Обед был паршивый — жидкий суп из моллюсков, копченый окорок, который он нарезал собственноручно, отварная картошка, восковой спелости бобы и подогретый кофе. Я даже слегка обиделся — быть приглашенным на обед миллионером и есть такое дерьмо!
Он не закрывал рта.
— Сначала — о себе, — сказал он.
В качестве его помощника и сотрудника мне предстояло узнать всю подноготную Роби. Начал он с рассказа о пяти своих браках, возлагая на себя часть вины за каждый из разводов. Но и браки эти он находил поучительными, за что и ценил. Я глотнул кофе, и меня чуть не стошнило, так что я, поморщившись, сплюнул его обратно в чашку. Но Роби ничего не заметил, полностью поглощенный рассказом о третьей своей жене, редкой зануде и кошмарной женщине. Вот четвертая жена, напротив, понимала его, как никто. Я решил, что к четвертой жене он все еще неравнодушен. Во время очередной его судороги, сопровождавшейся подергиванием шеи, я не выдержал и вмешался в процесс. Мне хотелось спросить его: «Ну хоть на свежий-то кофе рассчитывать можно?» — но я не осмелился и лишь сказал:
— Вы не могла бы очертить круг моих обязанностей?
Вопрос мой вызвал у него неслыханный всплеск красноречия.
— Мне нужен советчик, — начал он. — Чтобы я мог прояснить некоторые из своих идей, требуется внести ч-четкость в к-концепцию. Потому что книга будет бомбой!
— Но о чем она?
— Это не п-просто книга, это п-путеводитель, п-п-программное произведение! У меня родилась идея, с которой мне не справиться в одиночку. Почему и т-требуется помощь. — Когда он заговорил о помощи, голос его задрожал словно от испуга. — Я сделал слишком большое открытие, и ноша оказалась н-непомерной! То, что открытие сделал именно я, — случайность, и меня давит ответственность.

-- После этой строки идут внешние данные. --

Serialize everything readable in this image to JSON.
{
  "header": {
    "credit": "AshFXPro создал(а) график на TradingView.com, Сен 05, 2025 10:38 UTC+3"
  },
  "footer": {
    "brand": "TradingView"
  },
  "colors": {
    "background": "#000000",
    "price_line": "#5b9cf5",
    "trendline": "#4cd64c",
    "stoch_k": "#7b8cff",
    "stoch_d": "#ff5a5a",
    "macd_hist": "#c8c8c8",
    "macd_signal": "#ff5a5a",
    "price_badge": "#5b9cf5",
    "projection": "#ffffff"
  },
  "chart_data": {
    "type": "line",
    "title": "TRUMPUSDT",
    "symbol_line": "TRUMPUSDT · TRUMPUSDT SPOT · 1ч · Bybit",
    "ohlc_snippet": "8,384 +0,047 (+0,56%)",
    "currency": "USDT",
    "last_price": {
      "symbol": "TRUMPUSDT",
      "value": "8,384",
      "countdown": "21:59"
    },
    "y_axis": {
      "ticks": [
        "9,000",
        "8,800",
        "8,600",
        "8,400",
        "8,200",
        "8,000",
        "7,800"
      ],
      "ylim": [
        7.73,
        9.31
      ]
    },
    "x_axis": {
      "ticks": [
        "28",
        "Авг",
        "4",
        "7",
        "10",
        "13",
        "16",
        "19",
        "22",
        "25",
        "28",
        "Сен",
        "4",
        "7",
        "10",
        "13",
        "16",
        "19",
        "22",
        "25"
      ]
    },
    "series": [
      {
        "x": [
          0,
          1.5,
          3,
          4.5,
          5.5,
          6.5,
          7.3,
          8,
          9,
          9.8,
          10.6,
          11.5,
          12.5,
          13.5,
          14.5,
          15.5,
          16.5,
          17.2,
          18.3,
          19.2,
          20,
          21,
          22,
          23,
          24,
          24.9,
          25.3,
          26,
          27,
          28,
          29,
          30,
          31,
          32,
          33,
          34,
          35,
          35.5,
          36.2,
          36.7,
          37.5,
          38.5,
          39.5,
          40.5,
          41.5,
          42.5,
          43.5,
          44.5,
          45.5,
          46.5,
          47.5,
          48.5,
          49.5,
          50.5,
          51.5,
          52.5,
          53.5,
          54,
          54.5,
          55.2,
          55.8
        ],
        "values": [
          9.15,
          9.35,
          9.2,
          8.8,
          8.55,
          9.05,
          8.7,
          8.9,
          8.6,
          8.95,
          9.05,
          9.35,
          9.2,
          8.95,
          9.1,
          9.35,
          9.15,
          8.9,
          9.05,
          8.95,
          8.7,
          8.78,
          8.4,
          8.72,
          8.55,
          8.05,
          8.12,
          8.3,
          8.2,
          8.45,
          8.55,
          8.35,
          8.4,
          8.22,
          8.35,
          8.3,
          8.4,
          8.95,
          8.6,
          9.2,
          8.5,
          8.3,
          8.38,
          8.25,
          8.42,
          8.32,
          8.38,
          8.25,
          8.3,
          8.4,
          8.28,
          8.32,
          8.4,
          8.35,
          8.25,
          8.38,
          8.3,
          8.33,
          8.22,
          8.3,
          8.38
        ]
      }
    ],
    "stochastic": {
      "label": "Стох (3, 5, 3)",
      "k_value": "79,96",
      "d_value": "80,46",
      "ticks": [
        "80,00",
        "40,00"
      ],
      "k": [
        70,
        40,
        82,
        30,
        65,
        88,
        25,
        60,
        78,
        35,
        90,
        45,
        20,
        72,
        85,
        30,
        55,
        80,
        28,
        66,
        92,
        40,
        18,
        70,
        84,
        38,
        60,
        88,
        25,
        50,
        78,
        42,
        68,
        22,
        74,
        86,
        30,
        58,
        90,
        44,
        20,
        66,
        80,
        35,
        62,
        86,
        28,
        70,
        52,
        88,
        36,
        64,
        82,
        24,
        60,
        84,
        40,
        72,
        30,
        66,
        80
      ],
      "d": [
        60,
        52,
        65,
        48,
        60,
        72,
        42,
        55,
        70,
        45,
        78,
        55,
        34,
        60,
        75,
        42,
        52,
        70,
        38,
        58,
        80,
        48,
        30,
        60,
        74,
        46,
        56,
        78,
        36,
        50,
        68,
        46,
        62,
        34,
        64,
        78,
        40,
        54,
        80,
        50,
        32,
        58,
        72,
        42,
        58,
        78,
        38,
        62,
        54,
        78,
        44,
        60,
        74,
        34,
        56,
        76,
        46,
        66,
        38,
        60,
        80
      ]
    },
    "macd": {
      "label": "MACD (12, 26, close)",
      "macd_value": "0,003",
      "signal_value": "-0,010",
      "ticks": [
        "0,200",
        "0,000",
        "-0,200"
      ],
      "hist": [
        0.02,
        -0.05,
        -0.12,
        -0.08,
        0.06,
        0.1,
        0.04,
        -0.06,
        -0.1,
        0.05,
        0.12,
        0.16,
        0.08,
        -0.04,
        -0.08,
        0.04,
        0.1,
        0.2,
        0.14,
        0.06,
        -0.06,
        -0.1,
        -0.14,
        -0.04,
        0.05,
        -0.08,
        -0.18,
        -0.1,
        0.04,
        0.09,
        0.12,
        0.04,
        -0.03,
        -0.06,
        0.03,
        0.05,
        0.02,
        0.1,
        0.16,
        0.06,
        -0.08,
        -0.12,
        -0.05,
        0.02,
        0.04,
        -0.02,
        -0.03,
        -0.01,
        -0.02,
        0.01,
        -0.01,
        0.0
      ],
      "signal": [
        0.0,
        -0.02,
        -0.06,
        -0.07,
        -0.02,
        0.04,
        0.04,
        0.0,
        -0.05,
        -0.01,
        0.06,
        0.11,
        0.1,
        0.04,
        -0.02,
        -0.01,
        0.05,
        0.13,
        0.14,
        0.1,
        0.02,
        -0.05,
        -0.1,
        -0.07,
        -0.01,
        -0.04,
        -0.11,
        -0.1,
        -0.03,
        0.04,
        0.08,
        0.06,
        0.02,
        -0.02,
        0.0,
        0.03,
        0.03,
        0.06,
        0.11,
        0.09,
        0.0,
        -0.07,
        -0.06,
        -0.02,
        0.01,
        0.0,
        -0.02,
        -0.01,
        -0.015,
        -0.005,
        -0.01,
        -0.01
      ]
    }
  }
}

Мы перебрались в гостиную, чтобы там продолжить разговор. Роби шел, волоча ноги, тяжело и опасливо, словно боясь наступить в собственное дерьмо.
Дождь все моросил, озеро подернулось туманной пеленой. Рассеянный свет многочисленных ламп освещал бархат и плюш, алость восточного убранства и красное дерево гостиной. Персидские ширмы и каминные экраны, старинные шлемы из конского волоса, достойные красоваться в военном музее Дома инвалидов в Париже, бюсты Перикла, Цицерона, Афины, и бог знает кого там только не было. Здесь же висел портрет матери Роби, явно ненормальной, в короне, со скипетром в одной руке и розой в другой. На озере, перекликаясь в тумане, протяжно выли баржи, перевозящие руду из Даллата в Гэри. Их баюкал, качая, туман. Роби сидел под лампой, борода его просвечивала, отчего обнаружились угри, скрытые под ней.
— Я, может быть, звезд с неба и не хватаю, — скромно начал он, — но что поделаешь!